CONCLUSIÓN

Sir Hunther, el generoso propietario del yate, recibió con los brazos abiertos a sus dos amigos Herrera y Álvaro, a quienes creía no volver ya a ver más, y a los dos valerosos marineros.

Hacía un mes que recorría las costas del golfo de Carpentaria en espera de los osados viajeros, haciendo reconocimientos en distintos lugares de aquellas tierras desiertas, con la esperanza de obtener algunas noticias suyas de los salvajes de la región.

Tres días antes ancló junto a la isla del Centro, de las Eduard Pellew, punto fijado para el encuentro, y cerca de aquella isla había recogido a Niro, el cual sin duda espiaba la llegada del yate. Sabiendo que allí habían de acudir los exploradores, el miserable se había dirigido a aquel lugar después de haber acampado su tribu en la costa, oculta detrás de las dunas.

Se presentó a sir Hunther diciéndole que sus amos estaban por llegar, y rogándole que se dirigiese a la costa, a una pequeña cala que él conocía muy bien. El inglés, que conocía a Niro y que no sospechaba que fuese un bribón tan redomado, cayó en la trampa y dejó la isla para dirigirse a la cala, dejando el timón al australiano. Niro, que trataba de apoderarse de la nave, la dirigió hacia la costa, en la que aguardaban ocultos sus súbditos, y la encalló en un banco arenoso, a tres metros de la playa.

Dos horas después, los salvajes irrumpieron en el yate mientras la tripulación había descendido a la playa para tratar de poner a flote el barco. Apenas habían tenido tiempo sir Hunther y sus hombres de refugiarse en el puente, cuando sorprendieron a Niro mientras intentaba inutilizar la pequeña artillería, para privar a los marineros de su medio de defensa más poderoso.
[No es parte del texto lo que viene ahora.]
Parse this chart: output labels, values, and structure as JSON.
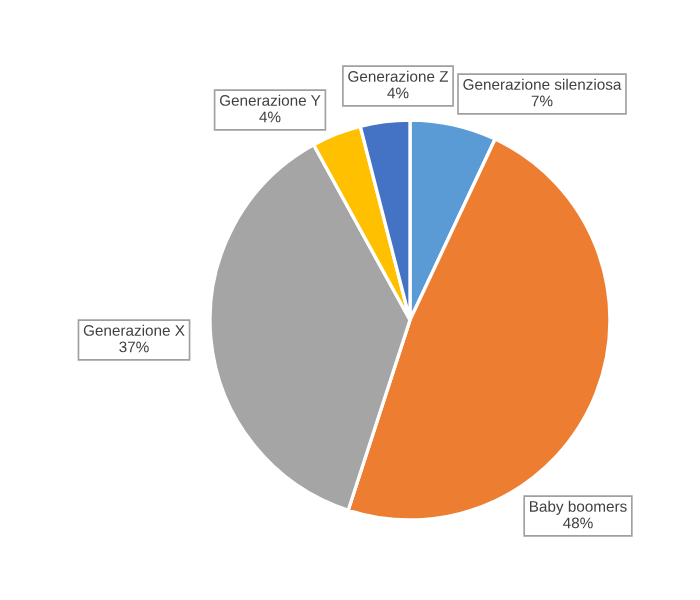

Sólo entonces sir Hunther se dio cuenta de la clase de traidor con quien se las había tenido que ver, y su tripulación, furiosa por haber caído en la trampa, lo había ahorcado entre cañonazos y tiros de fusil. Así terminó sus días aquel audaz bandido, que soñaba con la conquista de la Australia central para saquear las ricas ciudades de las colonias inglesas.

Sir Hunther y su tripulación dispensaron a los agotados exploradores, llegados en tan buen momento, un cordial recibimiento; Diego pudo al fin saborear una deliciosa comida, y Cardozo, que había sufrido tanta sed, pudo vaciar varias botellas de exquisita cerveza. Después de haber sufrido tanto ayuno y tanta sed, tenían derecho a estas compensaciones.

Al día siguiente, el yate, que había encallado en marea baja, se puso a flote por sí mismo y por la tarde abandonaban la costa, deslizándose sobre las aguas del golfo, iluminadas por una espléndida fosforescencia marina, transportando a los héroes de aquel gran viaje hacia las ciudades del sur. Veintiséis días después, el yate atracaba en el puerto de Adelaida. Desde Brisbane, el teléfono ya había anunciado la llegada de los dos valerosos paraguayos y la población, conmovida por las increíbles peripecias sufridas por los exploradores, acudió en masa a recibirlos.

En su honor se dieron grandes fiestas y los periódicos de todas las ciudades de Australia publicaron los retratos de los exploradores y narraron detalladamente las aventuras de aquel viaje maravilloso, que sólo el infortunado Burke lograra realizar antes.

La Sociedad Geográfica de Melbourne concedió sendas medallas de oro a los cuatro exploradores y muchos ingleses y americanos ricos hicieron llegar a Diego y Cardozo una buena cantidad de billetes de banco.

Un mes después embarcaron hacia América, y cuarenta días más tarde llegaban a Asunción.

Don Benito Herrera ha vuelto a emprender sus exploraciones; el doctor Álvaro presta de nuevo sus servicios en uno de los cruceros más hermosos de la flota fluvial, y Diego y Cardozo, con el dinero de los ingleses, han comprado un brick y navegan por su cuenta. Tras las escalofriantes experiencias habidas, han preferido renunciar a las exploraciones y dedicarse a la explotación comercial de su nave, para el transporte de cargamentos y el acomodo de algunos pasajeros que aprovechan sus singladuras como crucero de placer.